When it was time to paint the areas which were 5 in tonal value Alan stressed the need to make sure you used plenty of paint.  He said that it was  very important not to have the mix too watery or it would not be dark enough when it dried out. 

He then showed us how to put on some thick paint and take some of it off again with a metal scraper, in order  to create an interesting pattern (which in this instance was on the wall, but which I thought would be great if you were painting leaves on the ground).   You can use your fingernail or a credit card to do this too.

The nifty little metal scraper that Alan uses

Marks left by scraper - note how thick the paint was first

A few more finishing touches to a few leaves and shadows, a very faint glaze over some of the white areas on the wall, taa daaah -  it was finished (all in record time).

Just a couple more leaves here and there

Faint glazing has been applied to the white patches on wall

The Finished Painting

 Then it was our turn.....

I have realized I will probably never be a loose painter (oh the stress of it all) as the time in which we had to work was way to short for a control freak like me.   All that trying to keep putting the paint on and blending it on the paper before it runs off or before the paper dries out or whatever.  It wasn't until I actually stopped stressing and thought "oh to heck with it" and started just slapping paint on that I actually made any progress (I still say I didn't have good enough brushes hem hem - that's my excuse and I'm sticking to it).  There are some advantages to that style of painting though - you can accidentally drip paint onto the paper and it is really not going to be noticed, unless its a little dark blob in the middle of the blue sky (then you apparently turn it into a bird!)

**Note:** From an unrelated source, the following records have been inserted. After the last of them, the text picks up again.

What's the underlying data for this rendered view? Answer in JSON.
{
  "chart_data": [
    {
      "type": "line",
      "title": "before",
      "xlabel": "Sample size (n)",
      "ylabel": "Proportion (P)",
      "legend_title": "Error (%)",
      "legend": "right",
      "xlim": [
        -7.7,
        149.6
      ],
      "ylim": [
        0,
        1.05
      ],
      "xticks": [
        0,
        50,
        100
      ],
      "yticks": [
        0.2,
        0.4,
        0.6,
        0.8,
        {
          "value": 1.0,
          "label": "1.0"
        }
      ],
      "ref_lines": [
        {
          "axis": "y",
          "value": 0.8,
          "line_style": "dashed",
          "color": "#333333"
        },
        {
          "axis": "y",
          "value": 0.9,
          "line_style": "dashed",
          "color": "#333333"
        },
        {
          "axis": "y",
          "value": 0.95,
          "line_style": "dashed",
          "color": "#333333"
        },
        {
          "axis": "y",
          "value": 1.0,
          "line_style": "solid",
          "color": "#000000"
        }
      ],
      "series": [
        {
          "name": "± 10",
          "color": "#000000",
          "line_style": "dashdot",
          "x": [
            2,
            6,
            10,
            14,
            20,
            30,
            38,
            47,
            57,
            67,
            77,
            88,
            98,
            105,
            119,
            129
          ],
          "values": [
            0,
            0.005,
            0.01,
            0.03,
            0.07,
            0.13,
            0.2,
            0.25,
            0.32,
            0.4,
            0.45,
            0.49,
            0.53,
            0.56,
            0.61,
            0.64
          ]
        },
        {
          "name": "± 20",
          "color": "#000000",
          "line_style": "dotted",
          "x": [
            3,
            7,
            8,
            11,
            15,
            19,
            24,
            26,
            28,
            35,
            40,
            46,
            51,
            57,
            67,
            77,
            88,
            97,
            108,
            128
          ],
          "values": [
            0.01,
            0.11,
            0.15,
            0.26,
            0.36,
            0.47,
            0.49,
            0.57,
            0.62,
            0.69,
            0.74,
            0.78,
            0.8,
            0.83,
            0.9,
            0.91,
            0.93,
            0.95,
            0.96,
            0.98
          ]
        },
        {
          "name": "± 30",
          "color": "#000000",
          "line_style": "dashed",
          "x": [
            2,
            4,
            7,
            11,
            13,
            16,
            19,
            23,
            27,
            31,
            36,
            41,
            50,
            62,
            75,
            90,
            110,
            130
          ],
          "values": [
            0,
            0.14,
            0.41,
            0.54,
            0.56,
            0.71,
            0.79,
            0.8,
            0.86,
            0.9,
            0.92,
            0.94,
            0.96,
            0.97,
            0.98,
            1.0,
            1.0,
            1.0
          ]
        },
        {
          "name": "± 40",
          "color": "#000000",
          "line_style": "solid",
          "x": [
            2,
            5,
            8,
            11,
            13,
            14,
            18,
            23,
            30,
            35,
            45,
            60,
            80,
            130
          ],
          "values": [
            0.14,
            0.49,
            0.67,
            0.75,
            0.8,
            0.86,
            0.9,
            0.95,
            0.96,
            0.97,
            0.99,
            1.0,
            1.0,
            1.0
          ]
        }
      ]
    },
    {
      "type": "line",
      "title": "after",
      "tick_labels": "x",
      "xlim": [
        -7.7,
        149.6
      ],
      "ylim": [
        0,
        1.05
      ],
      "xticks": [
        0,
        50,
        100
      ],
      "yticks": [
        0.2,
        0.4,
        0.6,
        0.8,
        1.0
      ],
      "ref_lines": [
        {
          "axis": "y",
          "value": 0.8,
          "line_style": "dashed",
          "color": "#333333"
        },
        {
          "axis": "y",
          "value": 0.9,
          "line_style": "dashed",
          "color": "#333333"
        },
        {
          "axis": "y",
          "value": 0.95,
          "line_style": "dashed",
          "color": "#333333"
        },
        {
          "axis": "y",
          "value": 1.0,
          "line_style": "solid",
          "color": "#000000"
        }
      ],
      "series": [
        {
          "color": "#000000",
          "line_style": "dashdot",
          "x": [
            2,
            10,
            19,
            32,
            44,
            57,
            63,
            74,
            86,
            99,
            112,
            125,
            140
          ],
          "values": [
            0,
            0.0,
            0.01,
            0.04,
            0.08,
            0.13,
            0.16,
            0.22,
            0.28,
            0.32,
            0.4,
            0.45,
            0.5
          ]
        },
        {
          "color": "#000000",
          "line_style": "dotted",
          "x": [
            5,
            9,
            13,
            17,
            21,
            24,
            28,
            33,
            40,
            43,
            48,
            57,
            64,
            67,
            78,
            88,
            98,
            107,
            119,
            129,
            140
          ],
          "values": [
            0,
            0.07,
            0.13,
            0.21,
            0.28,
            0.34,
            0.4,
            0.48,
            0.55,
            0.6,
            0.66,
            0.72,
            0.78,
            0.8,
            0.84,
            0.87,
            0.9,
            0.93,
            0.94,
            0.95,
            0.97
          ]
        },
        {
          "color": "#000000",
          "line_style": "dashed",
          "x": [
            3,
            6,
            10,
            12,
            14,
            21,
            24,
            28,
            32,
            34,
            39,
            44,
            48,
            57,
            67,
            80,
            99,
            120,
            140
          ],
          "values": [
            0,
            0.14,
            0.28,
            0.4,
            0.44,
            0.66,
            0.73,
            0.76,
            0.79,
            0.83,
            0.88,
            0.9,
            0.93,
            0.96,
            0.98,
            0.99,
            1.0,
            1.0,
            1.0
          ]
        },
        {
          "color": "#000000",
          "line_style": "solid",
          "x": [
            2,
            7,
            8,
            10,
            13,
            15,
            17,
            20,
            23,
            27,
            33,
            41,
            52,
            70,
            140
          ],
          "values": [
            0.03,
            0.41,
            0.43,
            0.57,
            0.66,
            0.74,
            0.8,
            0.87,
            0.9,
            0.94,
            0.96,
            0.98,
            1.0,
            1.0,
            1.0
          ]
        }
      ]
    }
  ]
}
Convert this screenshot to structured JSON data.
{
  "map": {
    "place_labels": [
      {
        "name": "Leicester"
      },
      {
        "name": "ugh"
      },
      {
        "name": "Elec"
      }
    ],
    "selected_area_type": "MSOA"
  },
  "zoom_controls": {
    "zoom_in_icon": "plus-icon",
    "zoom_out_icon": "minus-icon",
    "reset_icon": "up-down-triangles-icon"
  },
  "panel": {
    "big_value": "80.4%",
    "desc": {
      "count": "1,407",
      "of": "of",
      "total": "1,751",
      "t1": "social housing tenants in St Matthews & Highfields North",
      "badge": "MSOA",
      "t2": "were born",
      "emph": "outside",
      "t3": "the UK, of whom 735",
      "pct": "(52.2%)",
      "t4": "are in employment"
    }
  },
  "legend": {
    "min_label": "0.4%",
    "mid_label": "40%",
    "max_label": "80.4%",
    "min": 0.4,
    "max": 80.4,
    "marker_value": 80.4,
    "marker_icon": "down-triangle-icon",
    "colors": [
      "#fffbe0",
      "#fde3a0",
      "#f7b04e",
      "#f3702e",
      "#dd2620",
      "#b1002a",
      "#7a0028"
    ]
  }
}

Look at us all lined up pensively waiting to be assessed
 Alan called time to stop before any of us were ready of course (which was just as well because we were all starting to get to fiddley with it).  

We all lined up obediently (from about 10 metres) while Alan went through and constructively assessed our efforts, pointing out those areas that were good and those that needed a little attention. 

Overall, I think he was pleased with our efforts, particulary those done by some of the beginners.  Unfortunately (for my stress levels) he chose mine to be the first to critique (eek - panic attack).  I needn't have worried - he thought I had done OK. (wheeww, relief!).

Anyway,  shown below  is what the class produced.  It is interesting and amazing how  different they all are - no two are the same even though we all had the same excellent instruction, we all created our own individual paintings with our own "emotional" input. My effort is the one shown with Alan in the photo directly below. 

Alan reviewing my painting (which  definitely looks better from a distance - close up not so good!) and looking like he's praying I get better!

All in all, it was a great workshop which I thoroughly enjoyed (got to start saving so I can do his classes).  I've probably forgotten a million tips I should have included, but I hope you have found some of what I remembered interesting. Thanks again Rosemary and thanks too to Alan for a really great workshop.    

What a talented and artistic bunch we all turned out to be eh! Everyone with their paintings.   Alan's painting is on the wall.  He is holding mine. 

If anyone would like to view Alan's art  go to:

If you live in Adelaide and would like to attend his classes and learns lots of great watercolour stuff,   his email is:

Cheers all.



  1. Quite interesting, Heather, thanks for showing such detail about his class and the paintings by those in attendance. I like yours!!

  2. Wow. Sounds *and* looks like a fantastic workshop! Thanks so much for sharing it with us. And Alan's work is lovely!

  3. Hi Heather - It sounds like you enjoyed the workshop and I liked your painting. I did notice that you are not in any of the group photos!!!!!
    - Dianna

  4. Thanks all for your kind remarks. No Di - I was holding the little camera all the time.